Our Favorite Projects and Artworks From the Australian Design Event, 2022
CURATED BY NINA ZULIAN
Melbourne Design Week 2022 returns to the Australian city with the critical theme 'Design the world you want'. This theme invites designers to investigate how we can create a better future. It encompasses two key pillars, 'civic good' and 'making good', which aim to explore how design can positively impact society and the planet.
The Australian design event covers a variety of disciplines, from communication design, industrial design, service design, gaming, architecture, interior design, landscape architecture, urban design, fashion, craft and functional art. The extensive programme addresses sustainability, technology and the circular economy.
Alternative Provisions
Presented by Craft Victoria
The AlternativeProvisions exhibitionpresents Alexi Freeman, Ella Saddington, James Walsh, Jessie French, Narelle White and Yu-Fang Chi. It explores how unexpected and under-utilised materials, driven by the notion of ‘re-use’, are developed and uniquely transformed.
The exhibitors each forage for their material, whether organic matter or discarded waste product, to create works that offer production alternatives and a means to tell new stories. By joining these makers in their search for more mindful provisions, we are led to re-evaluate how we engage with materials for production and the potential presented by seeking conscious alternatives.
Narelle White
Narelle White approaches ceramic work as a field of research and discovery. She developed an alternative clay made from organic matter, including food and grains. Each piece can undergo multiple firings in a creative cycle of collapse and repair. Each test and 'failure' is carefully preserved and folded back into new sculptures.
Jessie French, Other Matter
Driven by the need for greater closed-loop systems of use and conscious consumption, Jessie French's new work continues her material experimentation and development anchored in algae-based bioplastics with a further composite exploration using waste sawdust from a local furniture maker.
Claire Ellis
Solance
The Solace Containers are wheel-thrown and single-fired recycled clay vessels, lined with recycled glass collected from a local restaurant and glazed using local eggshells as the source of calcium rather than the mined alternatives. Claire Ellis makes the lids out of 100% recycled clay bags that she collects from Melbourne ceramics studios. The labels on the bags are what colours the plastic which the ceramic artist knead, twist and stretch to create swirls and marbling before pressing it into sheets.
Design Tasmania
A non-profit design organisation, Design Tasmania is dedicated to supporting creative practice in Tasmania and collaborating to broaden the national and international audience for local design and craft.
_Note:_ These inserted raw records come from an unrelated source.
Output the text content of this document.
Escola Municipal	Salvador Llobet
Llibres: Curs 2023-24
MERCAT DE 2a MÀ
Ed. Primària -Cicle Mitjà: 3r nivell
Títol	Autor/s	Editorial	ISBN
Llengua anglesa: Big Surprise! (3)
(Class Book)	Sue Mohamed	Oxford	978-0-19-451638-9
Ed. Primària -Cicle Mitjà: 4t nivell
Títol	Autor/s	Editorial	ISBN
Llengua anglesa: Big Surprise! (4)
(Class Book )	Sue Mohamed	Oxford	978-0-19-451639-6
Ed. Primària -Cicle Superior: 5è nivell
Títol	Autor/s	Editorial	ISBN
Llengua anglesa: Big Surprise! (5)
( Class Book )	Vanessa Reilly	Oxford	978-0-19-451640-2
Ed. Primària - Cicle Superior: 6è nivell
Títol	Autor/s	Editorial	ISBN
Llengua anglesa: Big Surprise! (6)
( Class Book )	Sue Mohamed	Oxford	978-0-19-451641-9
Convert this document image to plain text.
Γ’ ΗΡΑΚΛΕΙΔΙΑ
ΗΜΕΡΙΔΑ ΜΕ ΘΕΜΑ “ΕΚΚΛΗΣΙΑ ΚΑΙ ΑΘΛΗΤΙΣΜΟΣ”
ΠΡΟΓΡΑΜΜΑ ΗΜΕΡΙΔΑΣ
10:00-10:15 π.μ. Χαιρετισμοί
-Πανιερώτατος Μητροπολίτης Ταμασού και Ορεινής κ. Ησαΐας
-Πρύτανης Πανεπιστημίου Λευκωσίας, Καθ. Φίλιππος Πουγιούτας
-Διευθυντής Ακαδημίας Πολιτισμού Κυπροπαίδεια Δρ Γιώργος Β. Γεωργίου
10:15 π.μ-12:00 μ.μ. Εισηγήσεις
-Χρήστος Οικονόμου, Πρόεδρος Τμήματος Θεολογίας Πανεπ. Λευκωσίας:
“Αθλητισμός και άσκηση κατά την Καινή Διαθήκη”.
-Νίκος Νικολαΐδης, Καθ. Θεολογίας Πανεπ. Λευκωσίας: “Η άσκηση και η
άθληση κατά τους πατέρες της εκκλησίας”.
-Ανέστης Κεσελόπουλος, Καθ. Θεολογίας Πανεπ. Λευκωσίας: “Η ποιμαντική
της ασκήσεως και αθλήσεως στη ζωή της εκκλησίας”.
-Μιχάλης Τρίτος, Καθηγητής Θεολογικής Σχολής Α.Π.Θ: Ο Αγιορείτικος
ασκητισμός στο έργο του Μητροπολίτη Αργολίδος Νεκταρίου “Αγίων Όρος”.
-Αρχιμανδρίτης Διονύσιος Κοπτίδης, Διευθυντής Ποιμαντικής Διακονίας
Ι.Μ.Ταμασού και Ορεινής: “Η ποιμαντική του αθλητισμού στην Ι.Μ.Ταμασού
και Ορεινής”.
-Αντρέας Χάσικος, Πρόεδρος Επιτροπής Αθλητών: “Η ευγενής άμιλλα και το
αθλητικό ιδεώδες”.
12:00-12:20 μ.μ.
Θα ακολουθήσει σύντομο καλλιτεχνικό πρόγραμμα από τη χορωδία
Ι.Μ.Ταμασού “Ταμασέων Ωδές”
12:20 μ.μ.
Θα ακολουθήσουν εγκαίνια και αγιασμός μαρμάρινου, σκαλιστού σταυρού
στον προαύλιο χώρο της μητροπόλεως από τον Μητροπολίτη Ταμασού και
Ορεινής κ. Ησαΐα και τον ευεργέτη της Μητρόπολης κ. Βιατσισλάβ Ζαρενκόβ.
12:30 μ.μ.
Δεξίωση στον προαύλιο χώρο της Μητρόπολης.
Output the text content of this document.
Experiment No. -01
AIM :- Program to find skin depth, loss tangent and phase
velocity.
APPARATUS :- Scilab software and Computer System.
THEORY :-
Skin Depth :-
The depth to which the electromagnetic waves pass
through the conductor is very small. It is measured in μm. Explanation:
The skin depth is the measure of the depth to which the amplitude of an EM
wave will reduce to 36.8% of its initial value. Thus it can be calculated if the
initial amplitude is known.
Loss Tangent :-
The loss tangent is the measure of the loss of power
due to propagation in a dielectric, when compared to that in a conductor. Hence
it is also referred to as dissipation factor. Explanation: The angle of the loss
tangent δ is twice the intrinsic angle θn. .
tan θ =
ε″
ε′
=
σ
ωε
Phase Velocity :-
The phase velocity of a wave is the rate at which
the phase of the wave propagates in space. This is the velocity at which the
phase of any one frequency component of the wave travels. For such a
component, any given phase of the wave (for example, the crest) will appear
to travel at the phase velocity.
Design Tasmania's showcase for The Melbourne Design Fair has been developed by freelance designer and curator Michelle Boyde. It presents a range of naturally resourceful Tasmanian designer-makers whose practice embodies a living relationship with their craft and the island's beautiful materials. The exhibition includes works by Brodie Neill and Lillian Wheatley.
Brodie Neill
ReCoil
Brodie Neill's ReCoil worships the ingenious recovery of Hydrowood from the forgotten depths of Tasmania's Pieman Lake. A section of virgin forest was flooded while creating a hydroelectric scheme in the 1980s. The Pieman River region's flooded forest is a precious treasure-trove for sustainably sourced Tasmanian timber. The Tasmanian born and London based designer used wood reclaimed by a company specialising in underwater logging to create the top of ReCoil, an oval dining table.
Lillian Wheatley
Rikawa (kelp) + River Reed
Rikawa (kelp) was traditionally used to make water carriers, river reed, and basketry by Tasmania's ancient people.
Learning from her aunties the traditional ways of weaving, Rikawa and River Reed explore contemporary expressions of these versatile mediums, sourced sustainably from Lillian’s traditional homelands in North East Tasmania. They are expressive of Lillian’s long relationship with these cultural materials, gathered and made on country.
Continuing the intergenerational transference of knowledge between Lillian and her daughter Nindarra Wheatley, River Reed is a collaborative piece between ningi (mother) and niyanta (daughter).
Bark Ladies: Presents Eleven Artists from Yirrkala
Presented by NGV - National Gallery of Victoria
The exhibition Bark Ladies: Presents Eleven Artists from Yirrkala is a collection of work by Yolŋu women artists from the Buku-Larrŋgay Mulka Centre (Buku) in North-East Arnhem Land. Buku is the Indigenous community-run art centre located in Yirrkala, an aboriginal community approximately 700 kilometres east of Darwin.
According to Buku, under Yolŋu Law, the 'Land' extends to include the sea, and the land and sea are connected in a single cycle of life for which the Yolŋu create their songs, sacred designs and art. Yolŋu women at Buku are known for channelling this unique worldview into daring and innovative works of art that demonstrate their mastery over the unique bark medium.
The exhibition highlights significant works by Noŋgirrŋa Marawili, Ms N Yunupiŋu, Gulumbu Yunupiŋu, Barrupu Yunupiŋu, Dhambit Munuŋgurr, Mulkun Wirrpanda, Naminapu Maymuru-White, and more.